In der Flüchtlingskrise schauen die Europäer derzeit vor allem nach Griechenland, wo sich die Flüchtlinge stauen. Dabei droht die Lage in einem anderen Schlüsselland zu eskalieren: Im Libanon harren zwei Millionen Flüchtlinge aus – die notfalls nach Europa weiterziehen könnten.
Es sind dramatische Bilder aus Griechenland: Hunderte verzweifelte Flüchtlinge rissen am Montag mit einfachen Werkzeugen Teile des Grenzzauns nieder und versuchten, nach Mazedonien zu gelangen. Die Grenzpolizisten setzten massiv Tränengas ein, die Flüchtlinge zogen sich daraufhin teils in Panik auf griechisches Territorium zurück.
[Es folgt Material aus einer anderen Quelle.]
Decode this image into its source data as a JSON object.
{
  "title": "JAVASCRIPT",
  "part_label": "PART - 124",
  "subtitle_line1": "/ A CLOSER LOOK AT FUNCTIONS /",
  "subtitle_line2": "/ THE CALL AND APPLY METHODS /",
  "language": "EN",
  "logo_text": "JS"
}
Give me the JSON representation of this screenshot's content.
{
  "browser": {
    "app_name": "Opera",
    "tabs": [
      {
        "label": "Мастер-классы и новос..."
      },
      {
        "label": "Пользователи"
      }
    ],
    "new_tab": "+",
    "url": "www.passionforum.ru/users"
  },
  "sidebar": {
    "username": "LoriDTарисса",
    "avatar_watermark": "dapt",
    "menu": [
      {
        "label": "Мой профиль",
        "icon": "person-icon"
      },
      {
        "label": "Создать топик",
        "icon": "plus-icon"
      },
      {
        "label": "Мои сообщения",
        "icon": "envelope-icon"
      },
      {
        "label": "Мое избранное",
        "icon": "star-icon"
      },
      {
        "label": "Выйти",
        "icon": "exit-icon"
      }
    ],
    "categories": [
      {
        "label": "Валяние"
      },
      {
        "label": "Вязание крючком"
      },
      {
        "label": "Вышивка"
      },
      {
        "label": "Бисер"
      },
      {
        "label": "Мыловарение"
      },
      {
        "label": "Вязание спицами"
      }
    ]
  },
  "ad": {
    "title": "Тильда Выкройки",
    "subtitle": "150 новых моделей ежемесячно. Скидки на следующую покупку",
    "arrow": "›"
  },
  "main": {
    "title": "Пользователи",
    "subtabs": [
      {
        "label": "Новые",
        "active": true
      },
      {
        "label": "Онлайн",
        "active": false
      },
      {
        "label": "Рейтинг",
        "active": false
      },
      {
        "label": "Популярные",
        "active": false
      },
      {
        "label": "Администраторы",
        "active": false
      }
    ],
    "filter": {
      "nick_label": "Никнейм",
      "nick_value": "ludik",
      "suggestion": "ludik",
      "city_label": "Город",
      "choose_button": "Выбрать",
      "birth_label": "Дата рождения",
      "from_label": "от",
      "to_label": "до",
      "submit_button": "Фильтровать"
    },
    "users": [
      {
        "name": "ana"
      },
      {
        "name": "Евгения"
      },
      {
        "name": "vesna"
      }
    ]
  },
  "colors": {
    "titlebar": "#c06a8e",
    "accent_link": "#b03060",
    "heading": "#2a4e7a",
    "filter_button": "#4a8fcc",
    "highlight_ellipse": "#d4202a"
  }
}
Landesweit sitzen seit der Schließung der mazedonischen Grenze inzwischen etwa 22.000 Menschen in Griechenland fest. Die EU-Kommission bereitet schon umfangreiche Nothilfen vor. Brüssel sei bereit, “alle verfügbaren Instrumente” zu nutzen, um eine humanitäre Krise zu verhindern, sagte eine Sprecherin.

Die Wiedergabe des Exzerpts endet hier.